Жутко боюсь. А что, если им не понравится, как я выгляжу? Вдруг мне скажут, что я не прохожу по возрасту или еще по каким-нибудь критериям? Или откажут вовсе без объяснения причин? Уже готова развернуться и бежать отсюда подальше, но датчик засек меня, и раздвижные двери открываются. Меня встречают теплые улыбки. Это на время усмиряет мой страх.
Здание окружного совета построили совсем недавно, поэтому все в нем благоухает новизной и свежестью, не то что в нашей библиотеке, где с порога в нос шибает пыльной затхлостью. Я и забыла, что на работе может пахнуть толстыми коврами и деревянной мебелью, а не только старыми страницами и толпами посетителей. Вдоль коридоров расставлены передвижные доски объявлений, где указана подробная информация о сегодняшнем мероприятии. К большинству прикреплены плакаты с фотографиями детей, а на столиках разложены брошюры и памятки.
– Привет, я Брайони, – говорит улыбчивая женщина, подходя ко мне, и протягивает руку. Она примерно моего возраста, но морщинок вокруг глаз у нее гораздо меньше.
– Нина, – откликаюсь я. – Нина Симмондс.
– Приятно познакомиться, Нина. Вы пришли на открытый вечер для тех, кто хочет усыновить или взять на попечение ребенка?
Я киваю.
– Отлично. Зарегистрировались онлайн?
– Нет. Просто решила зайти после работы…
– Не проблема. – Она протягивает мне анкету и ручку. – Нервничаете?
Снова киваю.
– Не стоит, здесь все настроены очень благожелательно. Для начала надо указать лишь контактные данные, ничего сугубо конфиденциального.
Однако с анкетой у меня сразу возникает проблема: домашний адрес я указывать не хочу, чтобы мама случайно раньше времени не узнала, что я затеяла, и не помешала мне. Уже собираюсь написать рабочий – и тут замечаю, что есть вариант связи по электронной почте, и выбираю его.

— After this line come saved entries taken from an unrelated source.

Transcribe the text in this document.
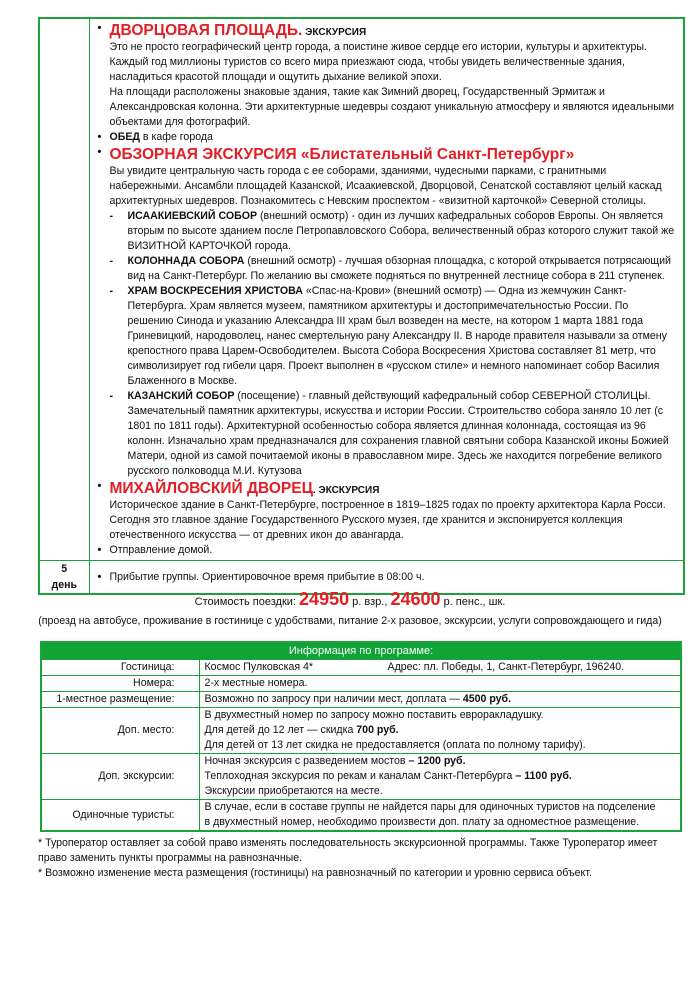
• ДВОРЦОВАЯ ПЛОЩАДЬ. ЭКСКУРСИЯ
Это не просто географический центр города, а поистине живое сердце его истории, культуры и архитектуры. Каждый год миллионы туристов со всего мира приезжают сюда, чтобы увидеть величественные здания, насладиться красотой площади и ощутить дыхание великой эпохи.
На площади расположены знаковые здания, такие как Зимний дворец, Государственный Эрмитаж и Александровская колонна. Эти архитектурные шедевры создают уникальную атмосферу и являются идеальными объектами для фотографий.
• ОБЕД в кафе города
• ОБЗОРНАЯ ЭКСКУРСИЯ «Блистательный Санкт-Петербург»
Вы увидите центральную часть города с ее соборами, зданиями, чудесными парками, с гранитными набережными. Ансамбли площадей Казанской, Исаакиевской, Дворцовой, Сенатской составляют целый каскад архитектурных шедевров. Познакомитесь с Невским проспектом - «визитной карточкой» Северной столицы.
- ИСААКИЕВСКИЙ СОБОР (внешний осмотр) - один из лучших кафедральных соборов Европы. Он является вторым по высоте зданием после Петропавловского Собора, величественный образ которого служит такой же ВИЗИТНОЙ КАРТОЧКОЙ города.
- КОЛОННАДА СОБОРА (внешний осмотр) - лучшая обзорная площадка, с которой открывается потрясающий вид на Санкт-Петербург. По желанию вы сможете подняться по внутренней лестнице собора в 211 ступенек.
- ХРАМ ВОСКРЕСЕНИЯ ХРИСТОВА «Спас-на-Крови» (внешний осмотр) — Одна из жемчужин Санкт-Петербурга. Храм является музеем, памятником архитектуры и достопримечательностью России. По решению Синода и указанию Александра III храм был возведен на месте, на котором 1 марта 1881 года Гриневицкий, народоволец, нанес смертельную рану Александру II. В народе правителя называли за отмену крепостного права Царем-Освободителем. Высота Собора Воскресения Христова составляет 81 метр, что символизирует год гибели царя. Проект выполнен в «русском стиле» и немного напоминает собор Василия Блаженного в Москве.
- КАЗАНСКИЙ СОБОР (посещение) - главный действующий кафедральный собор СЕВЕРНОЙ СТОЛИЦЫ. Замечательный памятник архитектуры, искусства и истории России. Строительство собора заняло 10 лет (с 1801 по 1811 годы). Архитектурной особенностью собора является длинная колоннада, состоящая из 96 колонн. Изначально храм предназначался для сохранения главной святыни собора Казанской иконы Божией Матери, одной из самой почитаемой иконы в православном мире. Здесь же находится погребение великого русского полководца М.И. Кутузова
• МИХАЙЛОВСКИЙ ДВОРЕЦ. ЭКСКУРСИЯ
Историческое здание в Санкт-Петербурге, построенное в 1819–1825 годах по проекту архитектора Карла Росси. Сегодня это главное здание Государственного Русского музея, где хранится и экспонируется коллекция отечественного искусства — от древних икон до авангарда.
• Отправление домой.

5
день

• Прибытие группы. Ориентировочное время прибытие в 08:00 ч.
Стоимость поездки: 24950 р. взр., 24600 р. пенс., шк.
(проезд на автобусе, проживание в гостинице с удобствами, питание 2-х разовое, экскурсии, услуги сопровождающего и гида)
Информация по программе:	
Гостиница:	Космос Пулковская 4* Адрес: пл. Победы, 1, Санкт-Петербург, 196240.

Номера:	2-х местные номера.
1-местное размещение:	Возможно по запросу при наличии мест, доплата — 4500 руб.
Доп. место:	В двухместный номер по запросу можно поставить евроракладушку.
Для детей до 12 лет — скидка 700 руб.
Для детей от 13 лет скидка не предоставляется (оплата по полному тарифу).

Доп. экскурсии:	Ночная экскурсия с разведением мостов – 1200 руб.
Теплоходная экскурсия по рекам и каналам Санкт-Петербурга – 1100 руб.
Экскурсии приобретаются на месте.

Одиночные туристы:	В случае, если в составе группы не найдется пары для одиночных туристов на подселение
в двухместный номер, необходимо произвести доп. плату за одноместное размещение.
* Туроператор оставляет за собой право изменять последовательность экскурсионной программы. Также Туроператор имеет право заменить пункты программы на равнозначные.
* Возможно изменение места размещения (гостиницы) на равнозначный по категории и уровню сервиса объект.
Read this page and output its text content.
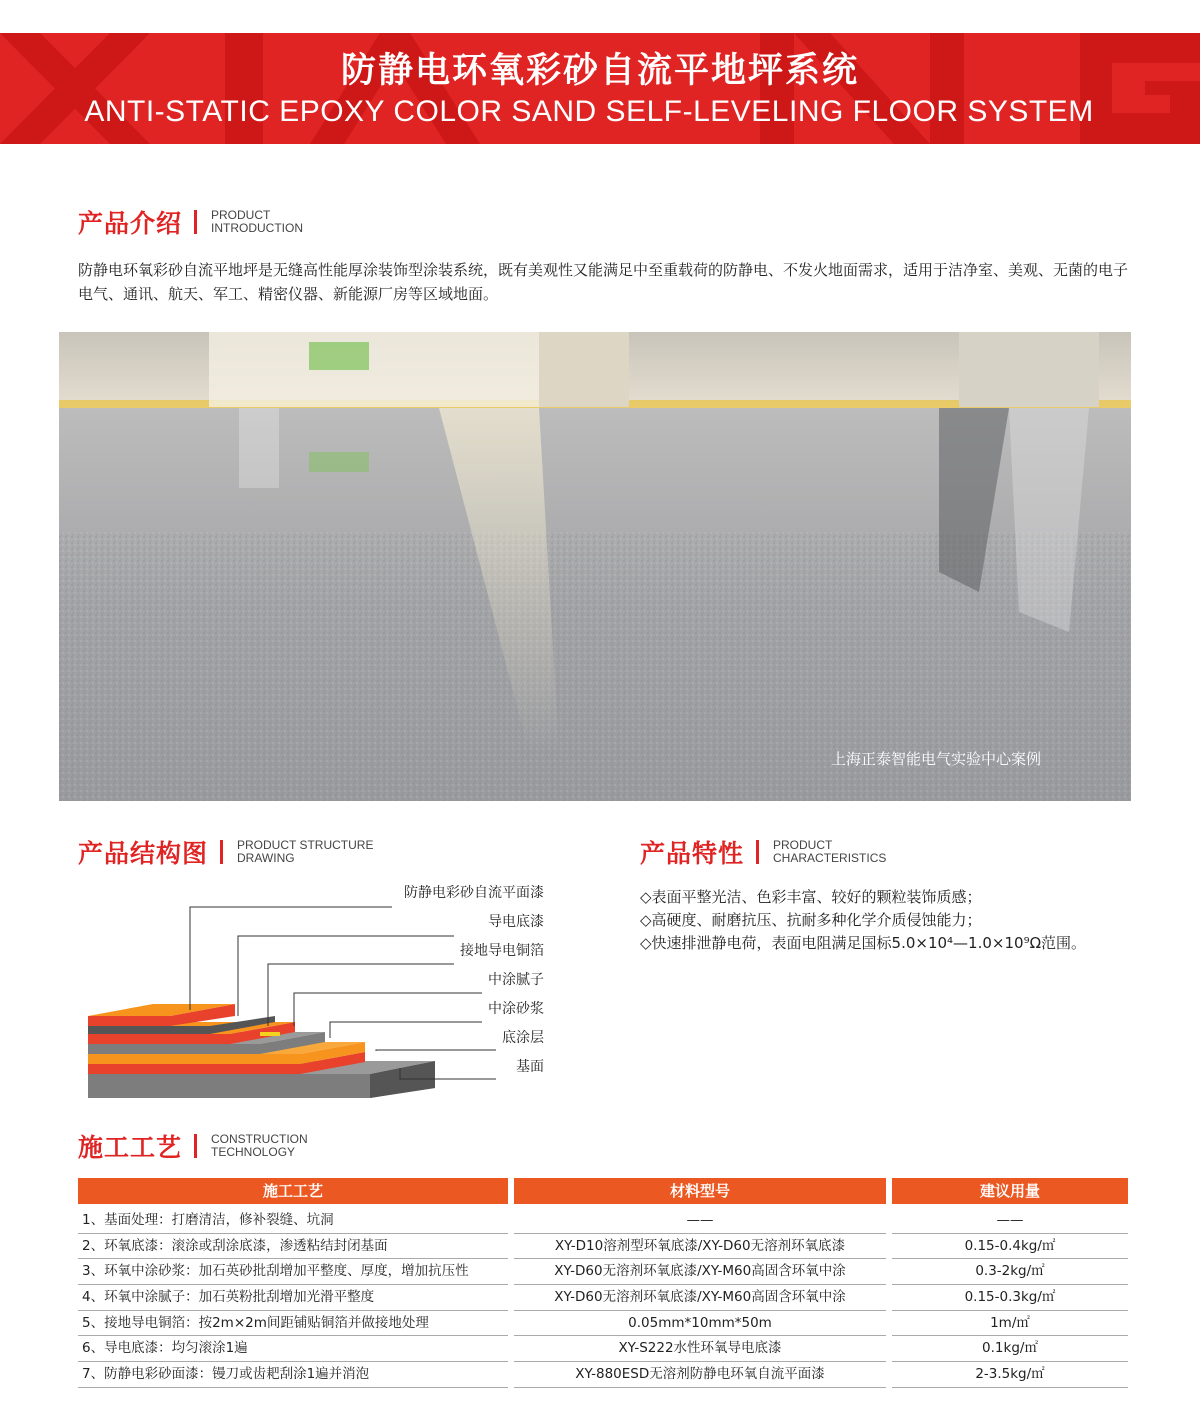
防静电环氧彩砂自流平地坪系统
ANTI-STATIC EPOXY COLOR SAND SELF-LEVELING FLOOR SYSTEM
产品介绍 PRODUCT
INTRODUCTION
防静电环氧彩砂自流平地坪是无缝高性能厚涂装饰型涂装系统，既有美观性又能满足中至重载荷的防静电、不发火地面需求，适用于洁净室、美观、无菌的电子电气、通讯、航天、军工、精密仪器、新能源厂房等区域地面。
上海正泰智能电气实验中心案例
产品结构图 PRODUCT STRUCTURE
DRAWING
防静电彩砂自流平面漆
导电底漆
接地导电铜箔
中涂腻子
中涂砂浆
底涂层
基面
产品特性 PRODUCT
CHARACTERISTICS
◇表面平整光洁、色彩丰富、较好的颗粒装饰质感；
◇高硬度、耐磨抗压、抗耐多种化学介质侵蚀能力；
◇快速排泄静电荷，表面电阻满足国标5.0×10⁴—1.0×10⁹Ω范围。
施工工艺 CONSTRUCTION
TECHNOLOGY
施工工艺	材料型号	建议用量
1、基面处理：打磨清洁，修补裂缝、坑洞	——	——
2、环氧底漆：滚涂或刮涂底漆，渗透粘结封闭基面	XY-D10溶剂型环氧底漆/XY-D60无溶剂环氧底漆	0.15-0.4kg/㎡
3、环氧中涂砂浆：加石英砂批刮增加平整度、厚度，增加抗压性	XY-D60无溶剂环氧底漆/XY-M60高固含环氧中涂	0.3-2kg/㎡
4、环氧中涂腻子：加石英粉批刮增加光滑平整度	XY-D60无溶剂环氧底漆/XY-M60高固含环氧中涂	0.15-0.3kg/㎡
5、接地导电铜箔：按2m×2m间距铺贴铜箔并做接地处理	0.05mm*10mm*50m	1m/㎡
6、导电底漆：均匀滚涂1遍	XY-S222水性环氧导电底漆	0.1kg/㎡
7、防静电彩砂面漆：镘刀或齿耙刮涂1遍并消泡	XY-880ESD无溶剂防静电环氧自流平面漆	2-3.5kg/㎡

Приглашение на этот вечер несколько недель висело у нас в библиотеке на доске объявлений. Время от времени я подходила к нему и представляла, каково это – стать мамой для какой-нибудь маленькой, всеми брошенной отчаявшейся девочки, изображенной на одной из фотографий. И чем дольше смотрела на нее, тем больше думала о Дилан. Постепенно в душе зародилась надежда: пусть дефективное тело лишило меня шанса родить своего ребенка, я все же могу испытать радость материнства, воспитав чужого. Да, я потеряла очень многое, но только не материнский инстинкт. Временами мечты о ребенке захлестывают с головой, и мне кажется, что в мире нет ничего более ценного и желанного, чем любовь маленького беззащитного существа, полностью полагающегося на тебя. Желаю воспитывать его, вести к взрослению и оберегать от тех ошибок, которых наворотила сама. Мне хочется верить, что, даже повзрослев и покинув родное гнездо, он будет вспоминать обо мне с нежностью и благодарностью. Ребенок – не отец и не парень, который может бросить; он навсегда останется в сердце матери. Как Дилан.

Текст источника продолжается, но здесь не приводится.